The trial court committed no error when it granted summary judgment in the Mit-chuson’s favor as to attorneys’ fees and costs. However, Hazel was entitled to judgment as a matter of law and an award of interest through May 8, 2015, the date of the trial court’s order. Therefore, we remand to the trial court for entry of an order to that effect; however, we leave to the trial court’s discretion, given the facts of this case and our prior ruling on the subject, whether post-judgment interest is appropriate, if sought on remand. The judgment of the Marshall Circuit Court is therefore affirmed in part, reversed in part, and remanded.
ALL CONCUR.
.This amount constituted the total amount Hazel demanded less the litigation attorney’s fees and costs of $1,299.50.
.This broke down to $2,620.00 in attorneys’ fees and $1,537.74 in costs.
.Kentucky Revised Statutes.
. Kentucky Rules of Civil Procedure.
. This statute authorizes recovery by third-party purchaser of amounts incurred for collection efforts and costs related to notification, processing, research, communication, compliance, legal costs, documentation, and similar expenses, from the date the third-party purchaser purchases the certificate of delinquency from the county clerk, to the date on which the notice required by KRS 134.490(2) is mailed by the third-party purchaser.

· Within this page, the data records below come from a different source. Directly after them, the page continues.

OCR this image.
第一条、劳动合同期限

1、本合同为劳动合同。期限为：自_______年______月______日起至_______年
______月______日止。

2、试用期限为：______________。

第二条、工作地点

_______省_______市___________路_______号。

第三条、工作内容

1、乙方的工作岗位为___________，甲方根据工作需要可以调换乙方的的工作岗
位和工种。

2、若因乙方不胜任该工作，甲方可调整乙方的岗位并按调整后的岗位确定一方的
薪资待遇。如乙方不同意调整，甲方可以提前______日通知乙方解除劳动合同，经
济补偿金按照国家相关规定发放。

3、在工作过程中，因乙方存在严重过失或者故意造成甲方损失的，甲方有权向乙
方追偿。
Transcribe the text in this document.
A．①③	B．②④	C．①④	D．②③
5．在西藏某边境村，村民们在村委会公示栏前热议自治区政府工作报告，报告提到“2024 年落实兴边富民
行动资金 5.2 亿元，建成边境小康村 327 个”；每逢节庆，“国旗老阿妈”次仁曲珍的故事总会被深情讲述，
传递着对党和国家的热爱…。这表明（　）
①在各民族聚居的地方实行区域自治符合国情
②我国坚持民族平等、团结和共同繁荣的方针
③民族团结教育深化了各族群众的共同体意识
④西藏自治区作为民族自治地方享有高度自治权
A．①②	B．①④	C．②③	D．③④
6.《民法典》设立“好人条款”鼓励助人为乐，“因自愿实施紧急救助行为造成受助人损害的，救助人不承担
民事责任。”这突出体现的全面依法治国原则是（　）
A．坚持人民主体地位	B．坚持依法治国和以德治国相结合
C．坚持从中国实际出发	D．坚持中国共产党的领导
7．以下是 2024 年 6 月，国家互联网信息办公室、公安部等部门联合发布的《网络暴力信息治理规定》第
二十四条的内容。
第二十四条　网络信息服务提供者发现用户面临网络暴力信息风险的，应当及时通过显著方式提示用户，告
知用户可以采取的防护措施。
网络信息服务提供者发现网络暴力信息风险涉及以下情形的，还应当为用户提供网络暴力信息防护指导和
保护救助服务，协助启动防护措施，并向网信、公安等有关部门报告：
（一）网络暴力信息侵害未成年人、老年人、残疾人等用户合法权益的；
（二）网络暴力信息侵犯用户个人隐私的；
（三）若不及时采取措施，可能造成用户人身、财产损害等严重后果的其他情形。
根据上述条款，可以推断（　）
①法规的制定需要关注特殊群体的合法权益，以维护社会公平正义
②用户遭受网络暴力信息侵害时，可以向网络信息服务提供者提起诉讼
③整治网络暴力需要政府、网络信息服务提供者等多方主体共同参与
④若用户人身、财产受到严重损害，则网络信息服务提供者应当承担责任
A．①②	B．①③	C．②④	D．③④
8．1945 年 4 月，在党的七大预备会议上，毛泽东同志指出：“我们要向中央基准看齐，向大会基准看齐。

KRS 134.452(1)(c)1. The amount of prelitigation attorneys' fees a third party may recover on a tax bill between five and 350 dollars is capped at the purchase price of the certificate of delinquency. KRS 134.452(1)(c)2.a.i. In this case, Hazel’s prelitigation attorneys’ fees were capped at $234.22.
. Pursuant to CR 76.28.(4)(c), unpublished opinions rendered after January 1, 2003 may be cited as persuasive authority if there is no published opinion which would adequately address the issue before the Court.